8:00 p.m. AFI’s Master Class: The Art of Collaboration
Tonight’s episode of this new TCM original features inside info from director Steven Spielberg and composer John Williams, who’ve been working together for almost 40 years, from Jaws (1974) to Munich (2005).
Wednesday, November 16
8:00 p.m. Nothing Sacred
In this classic screwball comedy, a journalist (Frederic March) convinces a small-town gal (Carole Lombard) to pretend that she is dying of a deadly disorder…how long can they keep up the act? Lombard wasn’t known as Queen of the Screwball Comedy for nothing. Watch and tweet along with #TCMParty.
12:45 a.m. (Tues.) I’m No Angel
There’s never been a more appropriate title for a movie. Mae West attempts to crash polite society and runs into Cary Grant (in his second picture with West).
Thursday, November 17
1:45 p.m. Rich and Strange (1932)
This was the great director’s third sound film and it is apparently a satire/rom-com.
1:15 a.m. (Fri.) Ship of Fools (1965)
In the early 1930s, a ship’s various passengers (Vivien Leigh, Simone Signoret, Jose Ferrer, Lee Marvin) cope with each other and the rise of Nazism.
Friday, November 18
8:00 p.m. Chase a Crooked Shadow
Today’s featured actor Richard Todd deceives an heiress (Anne Baxter) into thinking her dead brother is still alive.
2:00 a.m. (Sat.) Equinox (1970)
3:30 a.m. Curse of the Demon (1958)
Two demon-themed pictures. I’m not sure about Equinox but Curse of the Demon is a really interesting movie about a skeptical professor (Dana Andrews) investigating an avowed Satanist (Niall McGinnis). Directed by Jacques Tourneur (Out of the Past, Cat People) and scripted by Charles Bennett (The 39 Steps, Foreign Correspondent).
Saturday, November 19
TCM is celebrating a bunch of 50th anniversaries tonight, beginning with Splendor in the Grass ***TCM PARTY*** at 8:00 p.m. and continuing with The Children’s Hour (10:15 p.m.); One, Two, Three (12:15 a.m. Sunday); The Misfits (2:15 a.m.); and Saturday Night and Sunday Morning (4:30 a.m.).
Sunday, November 20
7:30 a.m. Fire Over England
I probably recommend this every time it’s on the schedule, but the acting of Lawrence Olivier, Vivien Leigh and Flora Robson, and the soapy reality-challenged plot never disappoint.

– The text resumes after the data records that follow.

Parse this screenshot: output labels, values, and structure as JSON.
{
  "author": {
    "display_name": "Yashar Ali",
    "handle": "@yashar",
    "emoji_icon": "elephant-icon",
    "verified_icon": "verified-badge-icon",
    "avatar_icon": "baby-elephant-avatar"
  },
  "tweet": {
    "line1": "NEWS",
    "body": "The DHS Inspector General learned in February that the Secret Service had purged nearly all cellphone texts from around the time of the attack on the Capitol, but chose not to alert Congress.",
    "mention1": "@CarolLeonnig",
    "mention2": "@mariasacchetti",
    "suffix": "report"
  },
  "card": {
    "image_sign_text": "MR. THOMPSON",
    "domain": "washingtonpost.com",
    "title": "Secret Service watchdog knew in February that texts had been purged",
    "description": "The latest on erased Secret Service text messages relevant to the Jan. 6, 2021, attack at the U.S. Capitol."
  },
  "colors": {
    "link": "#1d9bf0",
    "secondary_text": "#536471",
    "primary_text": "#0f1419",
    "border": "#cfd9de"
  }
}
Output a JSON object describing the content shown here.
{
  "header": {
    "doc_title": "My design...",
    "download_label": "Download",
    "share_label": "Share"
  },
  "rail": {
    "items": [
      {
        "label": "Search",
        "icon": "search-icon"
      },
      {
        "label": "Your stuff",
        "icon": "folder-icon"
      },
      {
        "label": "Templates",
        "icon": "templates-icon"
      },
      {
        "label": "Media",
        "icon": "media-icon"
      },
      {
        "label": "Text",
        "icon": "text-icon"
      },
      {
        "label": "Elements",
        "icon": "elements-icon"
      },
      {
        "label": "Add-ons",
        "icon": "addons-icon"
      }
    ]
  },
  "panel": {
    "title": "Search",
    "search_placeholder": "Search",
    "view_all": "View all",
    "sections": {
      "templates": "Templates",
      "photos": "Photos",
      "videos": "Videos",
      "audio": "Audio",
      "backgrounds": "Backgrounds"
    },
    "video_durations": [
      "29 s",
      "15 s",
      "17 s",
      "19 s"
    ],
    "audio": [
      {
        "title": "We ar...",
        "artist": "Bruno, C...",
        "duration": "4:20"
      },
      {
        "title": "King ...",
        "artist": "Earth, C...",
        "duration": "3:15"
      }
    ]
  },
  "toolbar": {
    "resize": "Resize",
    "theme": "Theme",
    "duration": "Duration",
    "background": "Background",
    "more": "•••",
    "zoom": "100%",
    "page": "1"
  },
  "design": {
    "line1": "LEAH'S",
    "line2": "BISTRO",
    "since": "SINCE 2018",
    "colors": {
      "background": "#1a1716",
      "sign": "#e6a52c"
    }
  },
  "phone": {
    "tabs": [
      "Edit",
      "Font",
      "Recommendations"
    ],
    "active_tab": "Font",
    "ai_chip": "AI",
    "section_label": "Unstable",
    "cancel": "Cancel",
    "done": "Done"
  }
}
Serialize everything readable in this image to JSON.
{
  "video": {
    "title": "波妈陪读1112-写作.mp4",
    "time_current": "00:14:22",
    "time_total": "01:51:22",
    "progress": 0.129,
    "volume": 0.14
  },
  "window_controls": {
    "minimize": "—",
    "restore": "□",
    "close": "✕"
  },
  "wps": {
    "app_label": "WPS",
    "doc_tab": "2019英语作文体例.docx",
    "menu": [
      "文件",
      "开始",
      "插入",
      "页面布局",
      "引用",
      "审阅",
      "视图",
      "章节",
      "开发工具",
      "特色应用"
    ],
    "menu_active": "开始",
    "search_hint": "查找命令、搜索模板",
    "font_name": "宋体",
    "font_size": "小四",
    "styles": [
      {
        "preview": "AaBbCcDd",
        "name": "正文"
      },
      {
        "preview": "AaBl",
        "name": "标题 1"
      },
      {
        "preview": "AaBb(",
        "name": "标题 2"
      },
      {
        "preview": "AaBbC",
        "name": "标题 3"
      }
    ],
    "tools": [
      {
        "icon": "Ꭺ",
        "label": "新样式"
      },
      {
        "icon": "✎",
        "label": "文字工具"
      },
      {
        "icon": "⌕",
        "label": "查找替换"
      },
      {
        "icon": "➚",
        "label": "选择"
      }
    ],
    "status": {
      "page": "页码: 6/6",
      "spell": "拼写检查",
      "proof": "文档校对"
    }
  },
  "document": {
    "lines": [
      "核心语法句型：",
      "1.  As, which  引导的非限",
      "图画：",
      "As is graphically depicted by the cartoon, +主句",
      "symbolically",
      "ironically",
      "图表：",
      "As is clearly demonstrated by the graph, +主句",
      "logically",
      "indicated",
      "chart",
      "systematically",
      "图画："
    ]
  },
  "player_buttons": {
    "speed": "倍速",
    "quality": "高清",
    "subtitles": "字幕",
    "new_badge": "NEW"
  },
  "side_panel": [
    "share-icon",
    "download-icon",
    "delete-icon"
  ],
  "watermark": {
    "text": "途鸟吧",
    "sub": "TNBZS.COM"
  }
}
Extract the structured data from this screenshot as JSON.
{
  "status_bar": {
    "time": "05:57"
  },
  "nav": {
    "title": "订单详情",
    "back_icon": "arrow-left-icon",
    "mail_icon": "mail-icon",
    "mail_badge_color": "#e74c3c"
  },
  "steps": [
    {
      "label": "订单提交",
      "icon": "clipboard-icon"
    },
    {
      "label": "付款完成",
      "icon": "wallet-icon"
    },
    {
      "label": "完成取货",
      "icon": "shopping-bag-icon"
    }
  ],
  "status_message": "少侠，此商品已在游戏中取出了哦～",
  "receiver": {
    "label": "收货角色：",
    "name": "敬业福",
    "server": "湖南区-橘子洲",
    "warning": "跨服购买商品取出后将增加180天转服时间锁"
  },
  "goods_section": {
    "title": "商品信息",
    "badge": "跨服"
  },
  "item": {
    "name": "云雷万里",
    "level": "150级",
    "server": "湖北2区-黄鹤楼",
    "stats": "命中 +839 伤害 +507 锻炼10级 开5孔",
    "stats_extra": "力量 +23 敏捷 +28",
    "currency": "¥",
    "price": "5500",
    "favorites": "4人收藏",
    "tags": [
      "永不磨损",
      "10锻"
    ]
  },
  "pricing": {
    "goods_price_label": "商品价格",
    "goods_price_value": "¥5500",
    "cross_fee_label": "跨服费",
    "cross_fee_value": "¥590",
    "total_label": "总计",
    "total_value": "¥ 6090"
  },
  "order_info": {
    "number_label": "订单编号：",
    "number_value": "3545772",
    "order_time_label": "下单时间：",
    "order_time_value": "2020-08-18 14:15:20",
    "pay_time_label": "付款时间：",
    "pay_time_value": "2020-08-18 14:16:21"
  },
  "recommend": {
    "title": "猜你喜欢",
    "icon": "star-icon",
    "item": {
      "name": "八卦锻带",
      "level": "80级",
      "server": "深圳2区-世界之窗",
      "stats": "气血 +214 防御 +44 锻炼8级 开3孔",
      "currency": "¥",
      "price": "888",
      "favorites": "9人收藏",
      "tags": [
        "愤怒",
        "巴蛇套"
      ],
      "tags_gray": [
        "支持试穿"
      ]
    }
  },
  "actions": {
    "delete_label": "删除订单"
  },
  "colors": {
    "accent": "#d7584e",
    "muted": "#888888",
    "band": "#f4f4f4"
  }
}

2:15 a.m. (Mon.) Stolen Kisses
I’ve never seen François Truffaut’s Oscar-nominated film about a struggling guy (the director’s frequent alter ego Jean-Pierre Léaud) who gets out of the army and can’t find a job. But Truffaut did direct The 400 Blows and The Last Metro, so I figure it’s worth setting the DVR for.
So TCM fans…did I miss any of your picks? What will you be watching this week?